Erdogan’s hosting the annual meeting of Palestinian ambassadors in Istanbul last weekend, his threatening to travel to Gaza through Egypt, and the Turkish Foreign Ministry’s sharp condemnation of construction in the settlements earlier this week was a warning of what lies ahead, Yinanc wrote.
“For Israel the stakes are no longer about losing a valuable friend, but it is about gaining a new opponent,” she wrote.
Yinanc quoted Erdogan the day after the May 2010 Mavi Marmara raid as saying, “Turkey is not a country without strong roots, nor is it a tribal country. No one can challenge Turkey. No one should test Turkey’s patience. However valuable Turkey’s friendship is, that’s how violent its hostility is.”

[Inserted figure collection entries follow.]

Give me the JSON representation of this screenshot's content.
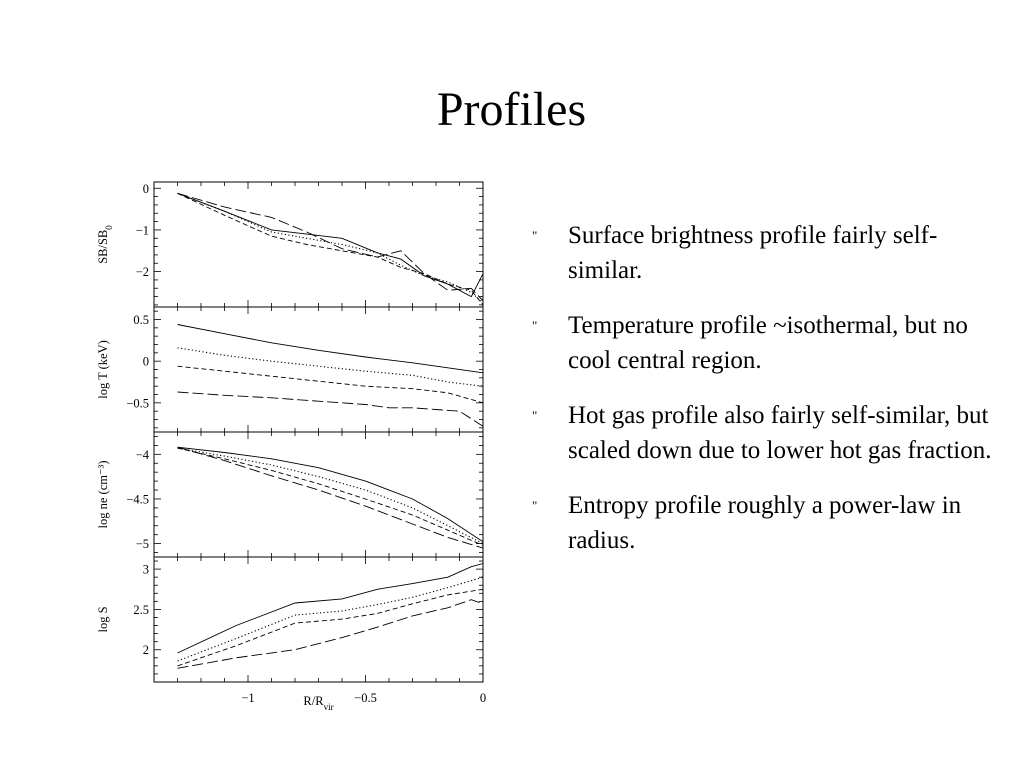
{
  "title": "Profiles",
  "bullets": [
    {
      "marker": "\"",
      "text": "Surface brightness profile fairly self-similar."
    },
    {
      "marker": "\"",
      "text": "Temperature profile ~isothermal, but no cool central region."
    },
    {
      "marker": "\"",
      "text": "Hot gas profile also fairly self-similar, but scaled down due to lower hot gas fraction."
    },
    {
      "marker": "\"",
      "text": "Entropy profile roughly a power-law in radius."
    }
  ],
  "chart_data": {
    "type": "line",
    "xlabel": "R/R",
    "xlabel_sub": "vir",
    "xlim": [
      -1.4,
      0
    ],
    "xticks": [
      {
        "value": -1,
        "label": "−1"
      },
      {
        "value": -0.5,
        "label": "−0.5"
      },
      {
        "value": 0,
        "label": "0"
      }
    ],
    "panels": [
      {
        "ylabel": "SB/SB",
        "ylabel_sub": "0",
        "ylim": [
          -2.85,
          0.15
        ],
        "yticks": [
          {
            "value": 0,
            "label": "0"
          },
          {
            "value": -1,
            "label": "−1"
          },
          {
            "value": -2,
            "label": "−2"
          }
        ],
        "series": [
          {
            "style": "solid",
            "x": [
              -1.3,
              -1.1,
              -0.9,
              -0.75,
              -0.6,
              -0.45,
              -0.35,
              -0.25,
              -0.15,
              -0.05,
              0
            ],
            "y": [
              -0.12,
              -0.55,
              -1.0,
              -1.1,
              -1.2,
              -1.55,
              -1.7,
              -2.1,
              -2.3,
              -2.6,
              -2.05
            ]
          },
          {
            "style": "dotted",
            "x": [
              -1.3,
              -1.1,
              -0.9,
              -0.75,
              -0.6,
              -0.45,
              -0.35,
              -0.25,
              -0.15,
              -0.05,
              0
            ],
            "y": [
              -0.12,
              -0.55,
              -1.05,
              -1.2,
              -1.35,
              -1.55,
              -1.85,
              -2.1,
              -2.25,
              -2.5,
              -2.75
            ]
          },
          {
            "style": "dashed",
            "x": [
              -1.3,
              -1.1,
              -0.9,
              -0.75,
              -0.6,
              -0.45,
              -0.35,
              -0.25,
              -0.15,
              -0.05,
              0
            ],
            "y": [
              -0.12,
              -0.65,
              -1.15,
              -1.35,
              -1.5,
              -1.65,
              -1.9,
              -2.05,
              -2.3,
              -2.45,
              -2.8
            ]
          },
          {
            "style": "longdash",
            "x": [
              -1.3,
              -1.1,
              -0.9,
              -0.75,
              -0.6,
              -0.45,
              -0.35,
              -0.25,
              -0.15,
              -0.05,
              0
            ],
            "y": [
              -0.12,
              -0.45,
              -0.7,
              -1.05,
              -1.45,
              -1.65,
              -1.5,
              -2.05,
              -2.45,
              -2.4,
              -2.7
            ]
          }
        ]
      },
      {
        "ylabel": "log T (keV)",
        "ylim": [
          -0.85,
          0.65
        ],
        "yticks": [
          {
            "value": 0.5,
            "label": "0.5"
          },
          {
            "value": 0,
            "label": "0"
          },
          {
            "value": -0.5,
            "label": "−0.5"
          }
        ],
        "series": [
          {
            "style": "solid",
            "x": [
              -1.3,
              -1.1,
              -0.9,
              -0.7,
              -0.5,
              -0.3,
              -0.15,
              0
            ],
            "y": [
              0.44,
              0.33,
              0.22,
              0.13,
              0.05,
              -0.02,
              -0.08,
              -0.14
            ]
          },
          {
            "style": "dotted",
            "x": [
              -1.3,
              -1.1,
              -0.9,
              -0.7,
              -0.5,
              -0.3,
              -0.15,
              0
            ],
            "y": [
              0.16,
              0.07,
              0.0,
              -0.06,
              -0.12,
              -0.17,
              -0.25,
              -0.3
            ]
          },
          {
            "style": "dashed",
            "x": [
              -1.3,
              -1.1,
              -0.9,
              -0.7,
              -0.5,
              -0.3,
              -0.15,
              0
            ],
            "y": [
              -0.06,
              -0.12,
              -0.18,
              -0.24,
              -0.3,
              -0.33,
              -0.38,
              -0.5
            ]
          },
          {
            "style": "longdash",
            "x": [
              -1.3,
              -1.1,
              -0.9,
              -0.7,
              -0.5,
              -0.4,
              -0.3,
              -0.2,
              -0.1,
              0
            ],
            "y": [
              -0.37,
              -0.41,
              -0.44,
              -0.48,
              -0.52,
              -0.56,
              -0.56,
              -0.58,
              -0.6,
              -0.78
            ]
          }
        ]
      },
      {
        "ylabel": "log ne (cm⁻³)",
        "ylim": [
          -5.15,
          -3.75
        ],
        "yticks": [
          {
            "value": -4,
            "label": "−4"
          },
          {
            "value": -4.5,
            "label": "−4.5"
          },
          {
            "value": -5,
            "label": "−5"
          }
        ],
        "series": [
          {
            "style": "solid",
            "x": [
              -1.3,
              -1.1,
              -0.9,
              -0.7,
              -0.5,
              -0.3,
              -0.15,
              0
            ],
            "y": [
              -3.92,
              -3.98,
              -4.05,
              -4.15,
              -4.3,
              -4.5,
              -4.72,
              -4.98
            ]
          },
          {
            "style": "dotted",
            "x": [
              -1.3,
              -1.1,
              -0.9,
              -0.7,
              -0.5,
              -0.3,
              -0.15,
              0
            ],
            "y": [
              -3.93,
              -4.02,
              -4.12,
              -4.25,
              -4.4,
              -4.6,
              -4.8,
              -5.0
            ]
          },
          {
            "style": "dashed",
            "x": [
              -1.3,
              -1.1,
              -0.9,
              -0.7,
              -0.5,
              -0.3,
              -0.15,
              0
            ],
            "y": [
              -3.93,
              -4.05,
              -4.18,
              -4.33,
              -4.5,
              -4.68,
              -4.85,
              -5.02
            ]
          },
          {
            "style": "longdash",
            "x": [
              -1.3,
              -1.1,
              -0.9,
              -0.7,
              -0.5,
              -0.3,
              -0.15,
              0
            ],
            "y": [
              -3.92,
              -4.07,
              -4.24,
              -4.4,
              -4.58,
              -4.78,
              -4.93,
              -5.05
            ]
          }
        ]
      },
      {
        "ylabel": "log S",
        "ylim": [
          1.6,
          3.15
        ],
        "yticks": [
          {
            "value": 3,
            "label": "3"
          },
          {
            "value": 2.5,
            "label": "2.5"
          },
          {
            "value": 2,
            "label": "2"
          }
        ],
        "series": [
          {
            "style": "solid",
            "x": [
              -1.3,
              -1.05,
              -0.8,
              -0.6,
              -0.45,
              -0.3,
              -0.15,
              -0.05,
              0
            ],
            "y": [
              1.96,
              2.3,
              2.58,
              2.63,
              2.75,
              2.82,
              2.9,
              3.03,
              3.07
            ]
          },
          {
            "style": "dotted",
            "x": [
              -1.3,
              -1.05,
              -0.8,
              -0.6,
              -0.45,
              -0.3,
              -0.15,
              0
            ],
            "y": [
              1.86,
              2.14,
              2.43,
              2.48,
              2.56,
              2.65,
              2.77,
              2.9
            ]
          },
          {
            "style": "dashed",
            "x": [
              -1.3,
              -1.05,
              -0.8,
              -0.6,
              -0.45,
              -0.3,
              -0.15,
              0
            ],
            "y": [
              1.8,
              2.05,
              2.33,
              2.38,
              2.45,
              2.57,
              2.68,
              2.75
            ]
          },
          {
            "style": "longdash",
            "x": [
              -1.3,
              -1.05,
              -0.8,
              -0.6,
              -0.45,
              -0.3,
              -0.15,
              -0.05,
              0
            ],
            "y": [
              1.77,
              1.9,
              2.0,
              2.15,
              2.28,
              2.42,
              2.52,
              2.62,
              2.57
            ]
          }
        ]
      }
    ]
  }
}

One Foreign Ministry official said that this type of argument, which has been articulated in the past in various forms by Turkish Foreign Minister Ahmet Davutoglu, only strengthens those in Jerusalem who believe that the Turks have no interest in putting an end to the incident once and for all, but rather want it to remain an “open sore” to be used as leverage against Israel in the future.
Threats and ultimatums, the official said, do not give Jerusalem the sense that Ankara is interested in finding a mutually acceptable solution to the issue.
The UN Palmer Commission investigating the Mavi Marmara incident was supposed to issue its findings on Wednesday, but will now not do so until the end of August, to give the sides time to come up with a formula to solve the crisis.